A new scientific study suggests that 50 meters wide and 5 meters troughs found in the sea floor off the central Florida Keys were made by drifting icebergs.

As the last ice age waned and climate warmed, immense lakes of glacial meltwater that accumulated behind natural ice dams occasionally burst forth from the mouth of Canada’s Hudson Bay and the Gulf of St. Lawrence.
When those iceberg-laden outburst floods—some of them carrying more than 1 million cubic meters of water per second and lasting several months—reached the open sea, they took a right turn and flowed south along the coast as far as the Florida Keys, a new study suggests.
Discover amazing photographs of iceberg scours.

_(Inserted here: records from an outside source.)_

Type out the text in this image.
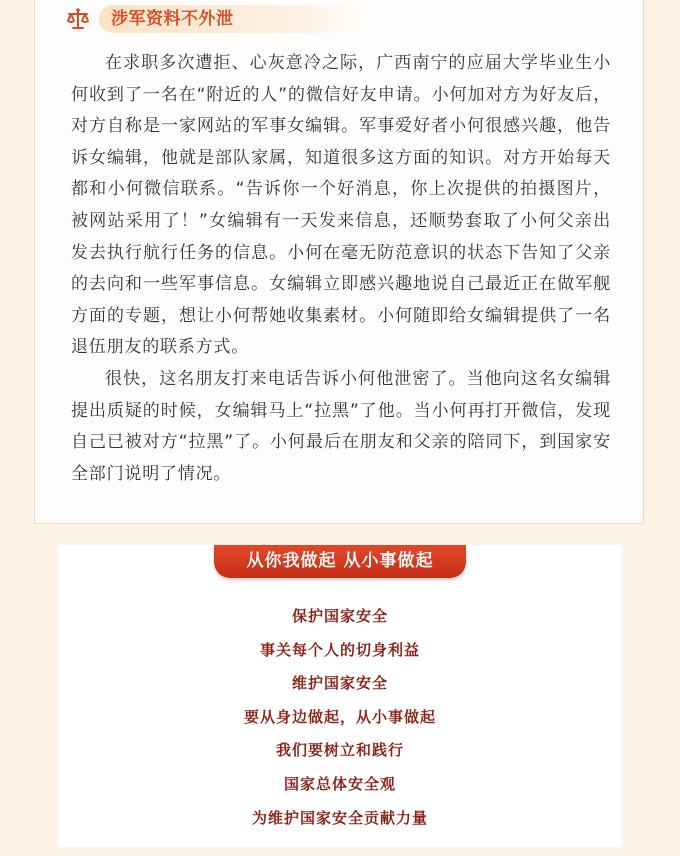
涉军资料不外泄

在求职多次遭拒、心灰意冷之际，广西南宁的应届大学毕业生小何收到了一名在“附近的人”的微信好友申请。小何加对方为好友后，对方自称是一家网站的军事女编辑。军事爱好者小何很感兴趣，他告诉女编辑，他就是部队家属，知道很多这方面的知识。对方开始每天都和小何微信联系。“告诉你一个好消息，你上次提供的拍摄图片，被网站采用了！”女编辑有一天发来信息，还顺势套取了小何父亲出发去执行航行任务的信息。小何在毫无防范意识的状态下告知了父亲的去向和一些军事信息。女编辑立即感兴趣地说自己最近正在做军舰方面的专题，想让小何帮她收集素材。小何随即给女编辑提供了一名退伍朋友的联系方式。

很快，这名朋友打来电话告诉小何他泄密了。当他向这名女编辑提出质疑的时候，女编辑马上“拉黑”了他。当小何再打开微信，发现自己已被对方“拉黑”了。小何最后在朋友和父亲的陪同下，到国家安全部门说明了情况。

从你我做起 从小事做起
保护国家安全
事关每个人的切身利益
维护国家安全
要从身边做起，从小事做起
我们要树立和践行
国家总体安全观
为维护国家安全贡献力量
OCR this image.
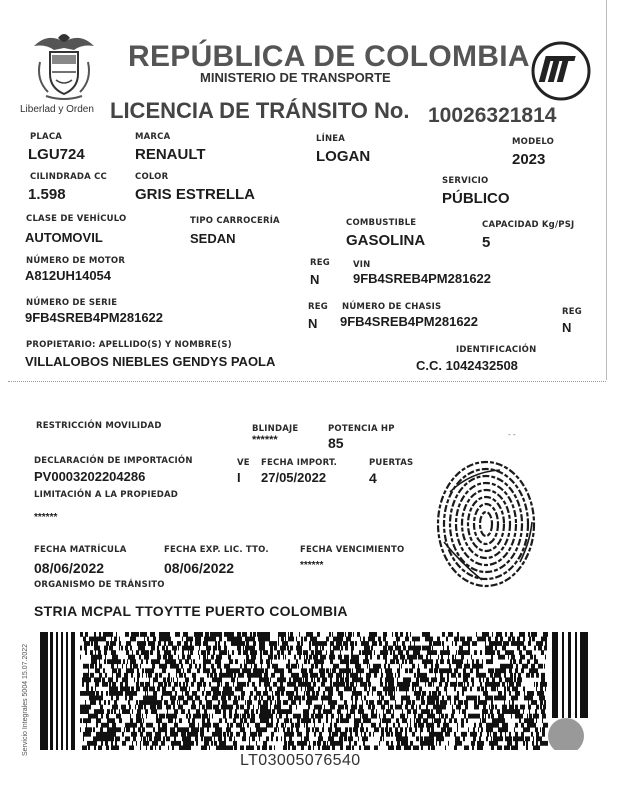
Liberlad y Orden
REPÚBLICA DE COLOMBIA
MINISTERIO DE TRANSPORTE
LICENCIA DE TRÁNSITO No. 10026321814
PLACA
LGU724
MARCA
RENAULT
LÍNEA
LOGAN
MODELO
2023
CILINDRADA CC
1.598
COLOR
GRIS ESTRELLA
SERVICIO
PÚBLICO
CLASE DE VEHÍCULO
AUTOMOVIL
TIPO CARROCERÍA
SEDAN
COMBUSTIBLE
GASOLINA
CAPACIDAD Kg/PSJ
5
NÚMERO DE MOTOR
A812UH14054
REG
N
VIN
9FB4SREB4PM281622
NÚMERO DE SERIE
9FB4SREB4PM281622
REG
N
NÚMERO DE CHASIS
9FB4SREB4PM281622
REG
N
PROPIETARIO: APELLIDO(S) Y NOMBRE(S)
VILLALOBOS NIEBLES GENDYS PAOLA
IDENTIFICACIÓN
C.C. 1042432508
RESTRICCIÓN MOVILIDAD	BLINDAJE
******
POTENCIA HP
85
- -
DECLARACIÓN DE IMPORTACIÓN
PV0003202204286
VE
I
FECHA IMPORT.
27/05/2022
PUERTAS
4
LIMITACIÓN A LA PROPIEDAD
******
FECHA MATRÍCULA
08/06/2022
FECHA EXP. LIC. TTO.
08/06/2022
FECHA VENCIMIENTO
******
ORGANISMO DE TRÁNSITO
STRIA MCPAL TTOYTTE PUERTO COLOMBIA
Servicio Integrales 5004 15.07.2022
LT03005076540
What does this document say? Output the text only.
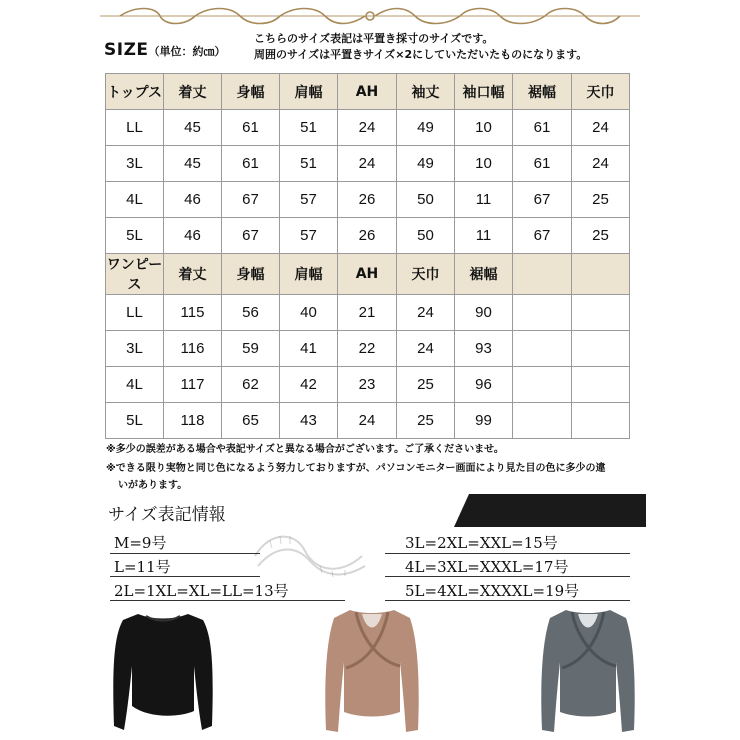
SIZE（単位：約㎝）
こちらのサイズ表記は平置き採寸のサイズです。
周囲のサイズは平置きサイズ×2にしていただいたものになります。
トップス	着丈	身幅	肩幅	AH	袖丈	袖口幅	裾幅	天巾
LL	45	61	51	24	49	10	61	24
3L	45	61	51	24	49	10	61	24
4L	46	67	57	26	50	11	67	25
5L	46	67	57	26	50	11	67	25
ワンピース	着丈	身幅	肩幅	AH	天巾	裾幅		
LL	115	56	40	21	24	90		
3L	116	59	41	22	24	93		
4L	117	62	42	23	25	96		
5L	118	65	43	24	25	99		
※多少の誤差がある場合や表記サイズと異なる場合がございます。ご了承くださいませ。
※できる限り実物と同じ色になるよう努力しておりますが、パソコンモニター画面により見た目の色に多少の違
いがあります。
サイズ表記情報
M=9号
L=11号
2L=1XL=XL=LL=13号
3L=2XL=XXL=15号
4L=3XL=XXXL=17号
5L=4XL=XXXXL=19号
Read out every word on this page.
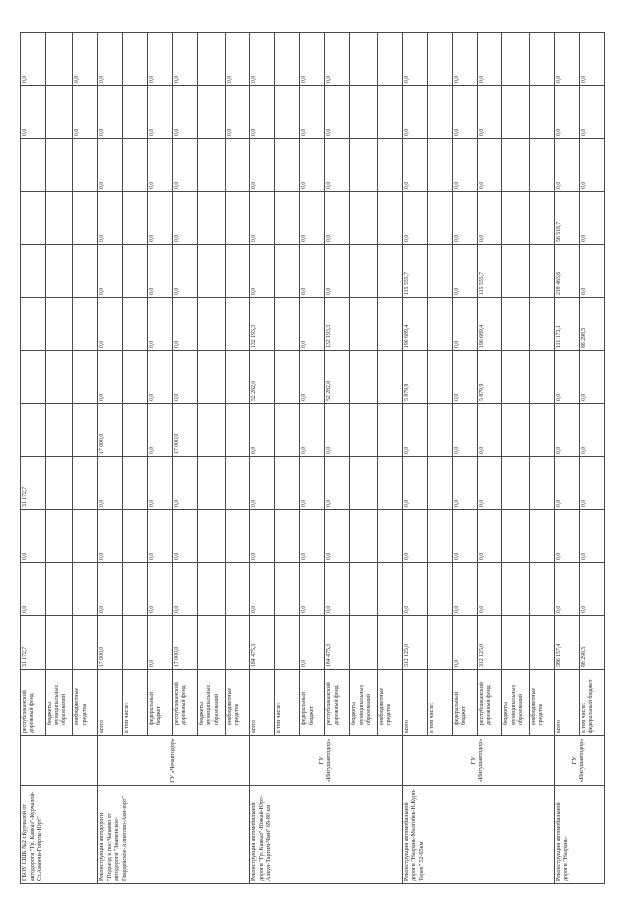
ГБОУ СШК №2 г.Курчалой от автодороги "Гр. Кавказ"-Курчалой-Ст.Аманчи-Гойрты-Юрт"		республиканский дорожный фонд	31 172,7	0,0	0,0	31 172,7							0,0	0,0
		бюджеты муниципальных образований												
		внебюджетные средства											0,0	0,0
Реконструкция автодороги "Подъезд к пос.Чапаево от автодороги "Знаменское-Гвардейское-Алпатово-Аки-юрт"	ГУ «Чечавтодор»	всего	17 000,0	0,0	0,0	0,0	17 000,0	0,0	0,0	0,0	0,0	0,0	0,0	0,0
		в том числе:												
		федеральный бюджет	0,0	0,0	0,0	0,0	0,0	0,0	0,0	0,0	0,0	0,0	0,0	0,0
		республиканский дорожный фонд	17 000,0	0,0	0,0	0,0	17 000,0	0,0	0,0	0,0	0,0	0,0	0,0	0,0
		бюджеты муниципальных образований												
		внебюджетные средства											0,0	0,0
Реконструкция автомобильной дороги "Гр. Кавказ"-Ножай-Юрт-Алкун-Таргим-Чми" 69-80 км	ГУ «Ингушавтодор»	всего	184 475,3	0,0	0,0	0,0	0,0	52 282,0	132 193,3	0,0	0,0	0,0	0,0	0,0
		в том числе:												
		федеральный бюджет	0,0	0,0	0,0	0,0	0,0	0,0	0,0	0,0	0,0	0,0	0,0	0,0
		республиканский дорожный фонд	184 475,3	0,0	0,0	0,0	0,0	52 282,0	132 193,3	0,0	0,0	0,0	0,0	0,0
		бюджеты муниципальных образований												
		внебюджетные средства												
Реконструкция автомобильной дороги "Назрань-Малгобек-Н.Курп-Терек" 52-65км	ГУ «Ингушавтодор»	всего	312 125,0	0,0	0,0	0,0	0,0	5 879,9	190 689,4	115 555,7	0,0	0,0	0,0	0,0
		в том числе:												
		федеральный бюджет	0,0	0,0	0,0	0,0	0,0	0,0	0,0	0,0	0,0	0,0	0,0	0,0
		республиканский дорожный фонд	312 125,0	0,0	0,0	0,0	0,0	5 879,9	190 689,4	115 555,7	0,0	0,0	0,0	0,0
		бюджеты муниципальных образований												
		внебюджетные средства												
Реконструкция автомобильной дороги "Назрань-	ГУ «Ингушавтодор»	всего	386 157,4	0,0	0,0	0,0	0,0	0,0	111 173,1	218 465,6	56 518,7	0,0	0,0	0,0
		в том числе: федеральный бюджет	88 298,5	0,0	0,0	0,0	0,0	0,0	88 298,5	0,0	0,0	0,0	0,0	0,0
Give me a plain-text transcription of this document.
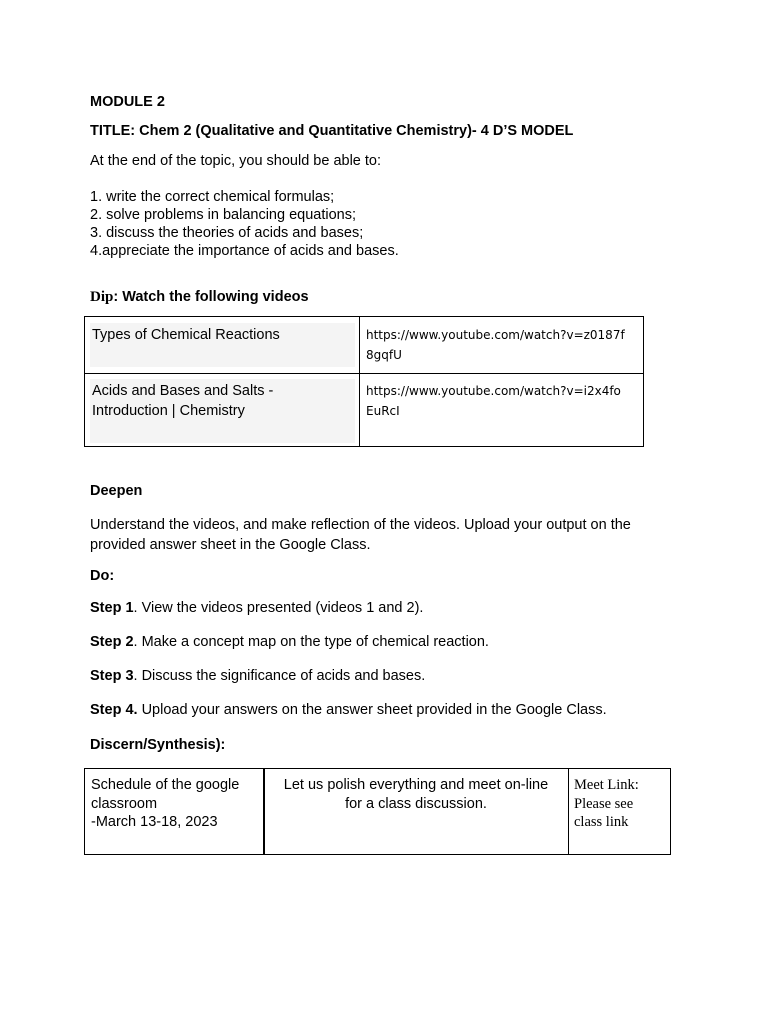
MODULE 2
TITLE: Chem 2 (Qualitative and Quantitative Chemistry)- 4 D’S MODEL
At the end of the topic, you should be able to:
1. write the correct chemical formulas;
2. solve problems in balancing equations;
3. discuss the theories of acids and bases;
4.appreciate the importance of acids and bases.
Dip: Watch the following videos
Types of Chemical Reactions	https://www.youtube.com/watch?v=z0187f
8gqfU
Acids and Bases and Salts -
Introduction | Chemistry
https://www.youtube.com/watch?v=i2x4fo
EuRcI
Deepen
Understand the videos, and make reflection of the videos. Upload your output on the
provided answer sheet in the Google Class.
Do:
Step 1. View the videos presented (videos 1 and 2).
Step 2. Make a concept map on the type of chemical reaction.
Step 3. Discuss the significance of acids and bases.
Step 4. Upload your answers on the answer sheet provided in the Google Class.
Discern/Synthesis):
Schedule of the google
classroom
-March 13-18, 2023
Let us polish everything and meet on-line
for a class discussion.
Meet Link:
Please see
class link
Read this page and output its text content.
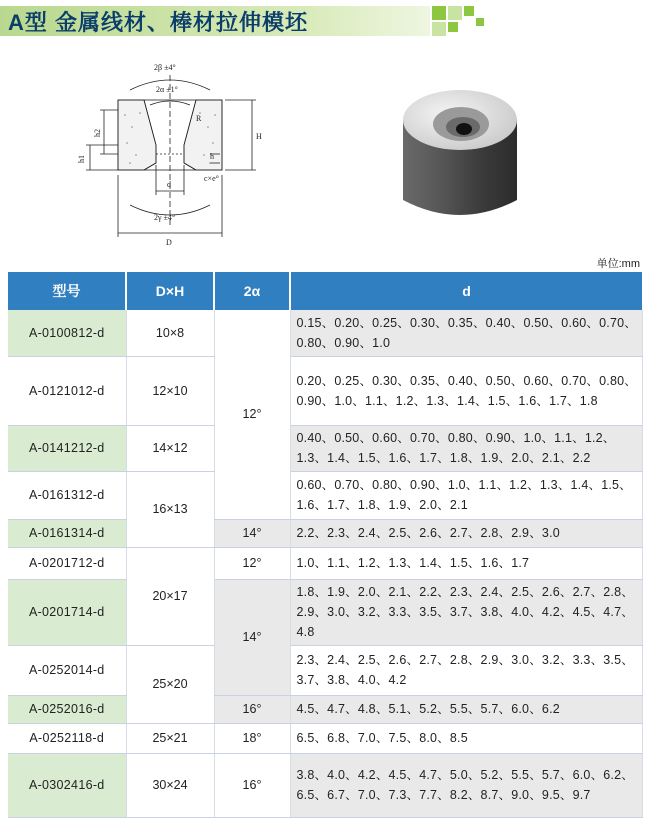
A型 金属线材、棒材拉伸模坯
2β ±4°
2α ±1°
R
h2
h1
H
h
d
c×e°
2γ ±4°
D
单位:mm
型号	D×H	2α	d
A-0100812-d	10×8	12°	0.15、0.20、0.25、0.30、0.35、0.40、0.50、0.60、0.70、0.80、0.90、1.0
A-0121012-d	12×10		0.20、0.25、0.30、0.35、0.40、0.50、0.60、0.70、0.80、0.90、1.0、1.1、1.2、1.3、1.4、1.5、1.6、1.7、1.8
A-0141212-d	14×12		0.40、0.50、0.60、0.70、0.80、0.90、1.0、1.1、1.2、1.3、1.4、1.5、1.6、1.7、1.8、1.9、2.0、2.1、2.2
A-0161312-d	16×13		0.60、0.70、0.80、0.90、1.0、1.1、1.2、1.3、1.4、1.5、1.6、1.7、1.8、1.9、2.0、2.1
A-0161314-d		14°	2.2、2.3、2.4、2.5、2.6、2.7、2.8、2.9、3.0
A-0201712-d	20×17	12°	1.0、1.1、1.2、1.3、1.4、1.5、1.6、1.7
A-0201714-d		14°	1.8、1.9、2.0、2.1、2.2、2.3、2.4、2.5、2.6、2.7、2.8、2.9、3.0、3.2、3.3、3.5、3.7、3.8、4.0、4.2、4.5、4.7、4.8
A-0252014-d	25×20		2.3、2.4、2.5、2.6、2.7、2.8、2.9、3.0、3.2、3.3、3.5、3.7、3.8、4.0、4.2
A-0252016-d		16°	4.5、4.7、4.8、5.1、5.2、5.5、5.7、6.0、6.2
A-0252118-d	25×21	18°	6.5、6.8、7.0、7.5、8.0、8.5
A-0302416-d	30×24	16°	3.8、4.0、4.2、4.5、4.7、5.0、5.2、5.5、5.7、6.0、6.2、6.5、6.7、7.0、7.3、7.7、8.2、8.7、9.0、9.5、9.7
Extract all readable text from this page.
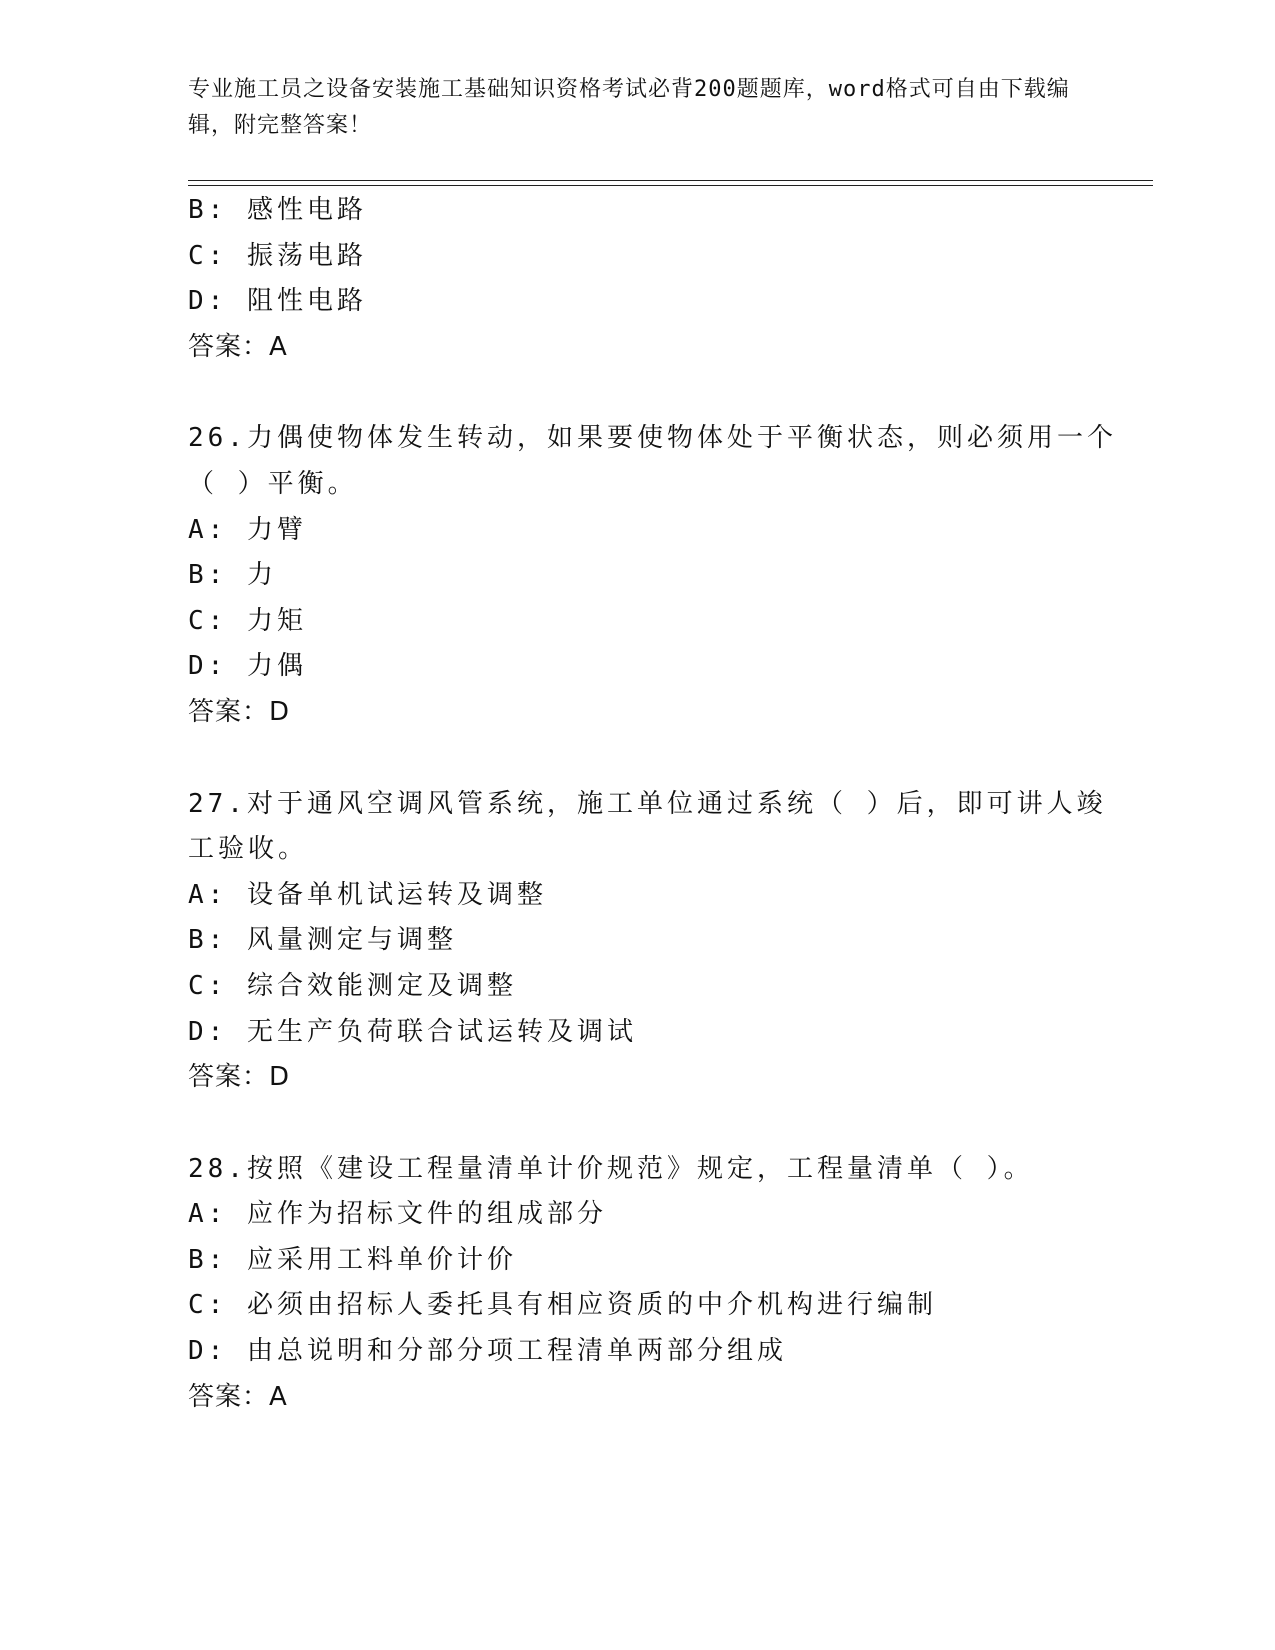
专业施工员之设备安装施工基础知识资格考试必背200题题库，word格式可自由下载编辑，附完整答案！
B: 感性电路
C: 振荡电路
D: 阻性电路
答案：A
26.力偶使物体发生转动，如果要使物体处于平衡状态，则必须用一个（ ）平衡。
A: 力臂
B: 力
C: 力矩
D: 力偶
答案：D
27.对于通风空调风管系统，施工单位通过系统（ ）后，即可讲人竣工验收。
A: 设备单机试运转及调整
B: 风量测定与调整
C: 综合效能测定及调整
D: 无生产负荷联合试运转及调试
答案：D
28.按照《建设工程量清单计价规范》规定，工程量清单（ ）。
A: 应作为招标文件的组成部分
B: 应采用工料单价计价
C: 必须由招标人委托具有相应资质的中介机构进行编制
D: 由总说明和分部分项工程清单两部分组成
答案：A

The torrent-driven icebergs, some of them hundreds of meters thick, plowed troughs in the sea floor all along the continental shelf. Some have already been discovered off the coast of South Carolina (from lower left to top center of the image).
Whereas the troughs off South Carolina measure up to 100 meters across and 20 meters deep, those off the central Florida Keys typically are no more than 50 meters wide and 5 meters deep and lie less than 12 kilometers offshore.
This is as expected, because the icebergs would have melted to smaller size as they drifted south.